Fraser's report also found other problems with the government's response to 9-11. Fraser said the official watch lists of criminals and terrorists were outdated, and that such information was not being shared among departments so that, for instance, the list of 25,000 lost and stolen passports each year is given to front-line border officers. She concluded, "These matters are serious and need to be addressed."

Although McLellan admitted that Ottawa could be doing more, her ministry of Public Safety and Emergency Preparedness points to its publication "An Overview of Canada's Counter-Terrorism Arrangements" to highlight what is being done. The overview outlines communications protocols and which minister is responsible for what under different circumstances, but it is all rather mundane, day-to-day issues of what happens within government. None of it makes Canadians safer; it only assigns responsibilities if a terrorist attack were to occur.

To the CCD's Gordon, that reinforces the idea that, at best, Ottawa is ready to react to attacks and not prevent them. While he does not consider the Martin Liberals serious about tackling the issue of terrorism because to do so would require a politically incorrect honesty that would alienate their core of Muslim voters, he would suggest that if Ottawa wanted to prevent terrorism it should stamp out its root cause ­ Islamic fundamentalism and the hatred it engenders. He urged Ottawa to apply hate laws to deal with preachers of hate such as Younus Kathrada, who teaches at the Dar al Madinah Islamic Society's information centre in East Vancouver and who preaches that Jews are "monkeys" and "swine," exhorting followers to kill Jews and infidels.

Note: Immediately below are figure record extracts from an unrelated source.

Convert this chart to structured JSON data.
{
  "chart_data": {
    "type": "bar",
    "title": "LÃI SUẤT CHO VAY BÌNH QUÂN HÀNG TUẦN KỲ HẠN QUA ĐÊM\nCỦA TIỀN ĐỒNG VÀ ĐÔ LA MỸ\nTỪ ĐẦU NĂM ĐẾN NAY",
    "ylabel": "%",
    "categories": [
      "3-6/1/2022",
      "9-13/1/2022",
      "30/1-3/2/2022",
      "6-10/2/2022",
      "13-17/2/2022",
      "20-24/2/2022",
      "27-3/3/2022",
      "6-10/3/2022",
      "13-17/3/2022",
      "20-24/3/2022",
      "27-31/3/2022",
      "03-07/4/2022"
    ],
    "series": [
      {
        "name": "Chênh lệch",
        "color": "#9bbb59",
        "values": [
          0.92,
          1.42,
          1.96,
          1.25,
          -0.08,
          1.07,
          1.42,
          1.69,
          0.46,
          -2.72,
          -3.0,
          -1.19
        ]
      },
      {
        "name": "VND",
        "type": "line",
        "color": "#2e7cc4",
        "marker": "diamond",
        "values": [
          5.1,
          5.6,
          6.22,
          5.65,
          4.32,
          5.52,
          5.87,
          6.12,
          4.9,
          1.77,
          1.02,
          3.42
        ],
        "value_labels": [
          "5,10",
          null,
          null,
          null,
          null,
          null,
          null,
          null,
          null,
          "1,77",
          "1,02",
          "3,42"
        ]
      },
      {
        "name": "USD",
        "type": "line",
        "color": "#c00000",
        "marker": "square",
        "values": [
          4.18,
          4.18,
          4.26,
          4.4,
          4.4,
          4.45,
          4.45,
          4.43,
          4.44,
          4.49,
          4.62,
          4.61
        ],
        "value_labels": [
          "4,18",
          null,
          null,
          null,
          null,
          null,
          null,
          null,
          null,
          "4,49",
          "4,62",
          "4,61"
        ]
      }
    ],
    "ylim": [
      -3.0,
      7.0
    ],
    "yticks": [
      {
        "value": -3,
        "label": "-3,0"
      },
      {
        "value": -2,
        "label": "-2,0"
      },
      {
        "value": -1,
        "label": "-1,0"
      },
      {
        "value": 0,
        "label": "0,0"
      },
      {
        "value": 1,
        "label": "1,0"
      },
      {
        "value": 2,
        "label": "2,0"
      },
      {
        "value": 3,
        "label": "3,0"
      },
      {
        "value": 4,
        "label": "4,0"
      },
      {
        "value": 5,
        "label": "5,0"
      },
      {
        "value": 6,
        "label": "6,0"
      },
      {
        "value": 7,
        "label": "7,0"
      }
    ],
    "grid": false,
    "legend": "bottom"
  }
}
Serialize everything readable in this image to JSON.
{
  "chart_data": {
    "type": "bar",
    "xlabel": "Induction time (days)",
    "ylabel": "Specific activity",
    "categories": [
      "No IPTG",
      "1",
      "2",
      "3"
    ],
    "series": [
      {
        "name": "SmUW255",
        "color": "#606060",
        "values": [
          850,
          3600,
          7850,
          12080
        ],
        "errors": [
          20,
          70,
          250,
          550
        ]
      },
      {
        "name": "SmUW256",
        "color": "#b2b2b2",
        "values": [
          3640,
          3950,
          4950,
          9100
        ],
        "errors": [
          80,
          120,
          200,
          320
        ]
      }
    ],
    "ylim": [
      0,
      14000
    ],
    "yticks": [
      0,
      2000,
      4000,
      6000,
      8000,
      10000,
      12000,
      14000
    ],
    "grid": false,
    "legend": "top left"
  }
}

Gordon said Canada must also stop repatriating into Canada Al Qa'eda families such as the Khadrs. He said that the immigration system had to be fixed, including imposing higher standards on refugee claims from countries known to incubate terrorism.

Dave Harris, former chief of strategic planning for CSIS, agrees. He told a recent disaster-management conference that Canada needs "to get a grip on our disgraceful immigration policies because we don't know what radicals are coming in."

Gordon adds another, perhaps unpopular, measure: Canada must recognize "that we are at war" and "invoke a type of war measures act in which we would accept some temporary suspension of civil rights, as opposed to more permanent suspension of civil rights that comes with terrorist bombings,­ death and the loss of freedom."

For Gordon, until such measures are enacted to prevent terrorists from coming into Canada and operating freely here, it is only a matter of time until they successfully kill a massive number of innocents.

"When we are scraping up bodies in Toronto, we know today that the killers will be Muslim and that they will be incited to commit these atrocities in mosques or Muslim community centres." Gordon said we have the power to clamp down on such incitement, but it remains clear that ­ McLellan's tough new tone notwithstanding,­ the political will is still not there.